Aberrant DNA methylation is a key contributor to tumorigenesis and tumor formation and growth. Hypermethylation of tumor suppressor gene promoters leads to their silencing, impairing their ability to regulate cell growth and prevent tumor formation. Conversely, hypomethylation of oncogene promoters activates these genes, promoting abnormal cell growth and tumor development. Genome-wide DNA hypomethylation, which reduces the methylation levels throughout the genome, can have dual effects. It may induce chromosomal instability, increase the likelihood of genetic mutations, and promote tumorigenesis. Hypomethylation can also drive cell differentiation and inhibit tumorigenesis by promoting normal cell development and function. These aberrant DNA methylation patterns play crucial roles in the complex mechanisms underlying cancer development.

Figure 4

The schematic diagram illustrates how IL-8, IL-6, and TNF-α are activated by macrophages in the tumor microenvironment. Upon activation, they initiate signaling pathways that affect various aspects of the tumor microenvironment, including inflammation, cell proliferation, and angiogenesis, which lead to cancer progression.

Figure 5

The PTEN tumor suppressor network is a vital part of the PI3K-Akt pathway, which regulates cell growth and survival. PTEN inhibits the pathway by reducing the levels of a signaling molecule called PIP3. When PTEN is inactive or lost in cancer, the PI3K-Akt pathway becomes overactive. This leads to increased activity of mTOR, a protein that controls cell growth and metabolism. Dysregulation of mTOR contributes to tumor progression and resistance to cancer therapies.

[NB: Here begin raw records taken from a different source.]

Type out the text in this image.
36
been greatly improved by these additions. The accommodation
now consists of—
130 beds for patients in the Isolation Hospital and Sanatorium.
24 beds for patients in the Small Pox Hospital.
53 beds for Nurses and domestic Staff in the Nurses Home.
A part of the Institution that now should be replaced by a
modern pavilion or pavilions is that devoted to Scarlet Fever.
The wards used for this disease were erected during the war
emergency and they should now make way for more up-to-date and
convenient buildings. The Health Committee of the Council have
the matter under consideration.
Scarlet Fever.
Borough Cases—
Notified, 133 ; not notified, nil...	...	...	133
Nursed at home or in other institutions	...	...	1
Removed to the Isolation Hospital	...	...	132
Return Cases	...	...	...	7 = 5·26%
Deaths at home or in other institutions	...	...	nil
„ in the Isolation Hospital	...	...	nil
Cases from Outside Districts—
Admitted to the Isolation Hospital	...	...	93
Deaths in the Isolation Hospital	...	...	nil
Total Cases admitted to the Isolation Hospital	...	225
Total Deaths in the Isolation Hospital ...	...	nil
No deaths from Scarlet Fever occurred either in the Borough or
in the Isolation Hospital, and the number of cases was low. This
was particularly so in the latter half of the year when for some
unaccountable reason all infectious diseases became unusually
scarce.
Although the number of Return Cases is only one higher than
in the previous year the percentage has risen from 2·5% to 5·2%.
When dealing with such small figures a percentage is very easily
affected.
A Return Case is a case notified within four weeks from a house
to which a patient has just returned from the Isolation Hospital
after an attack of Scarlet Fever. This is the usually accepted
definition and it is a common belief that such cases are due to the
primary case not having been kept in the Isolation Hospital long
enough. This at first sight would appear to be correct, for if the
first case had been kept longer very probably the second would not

Understanding this network is important for developing targeted treatments to restore pathway balance and inhibit cancer growth. Furthermore, dysregulated RAS-ERK pathways, triggered by mutations in RAS genes, promote uncontrolled cell growth. Growth factors in tumor microenvironments further stimulate this pathway, making targeting it a major focus in cancer research for therapeutic strategies [323,324,328].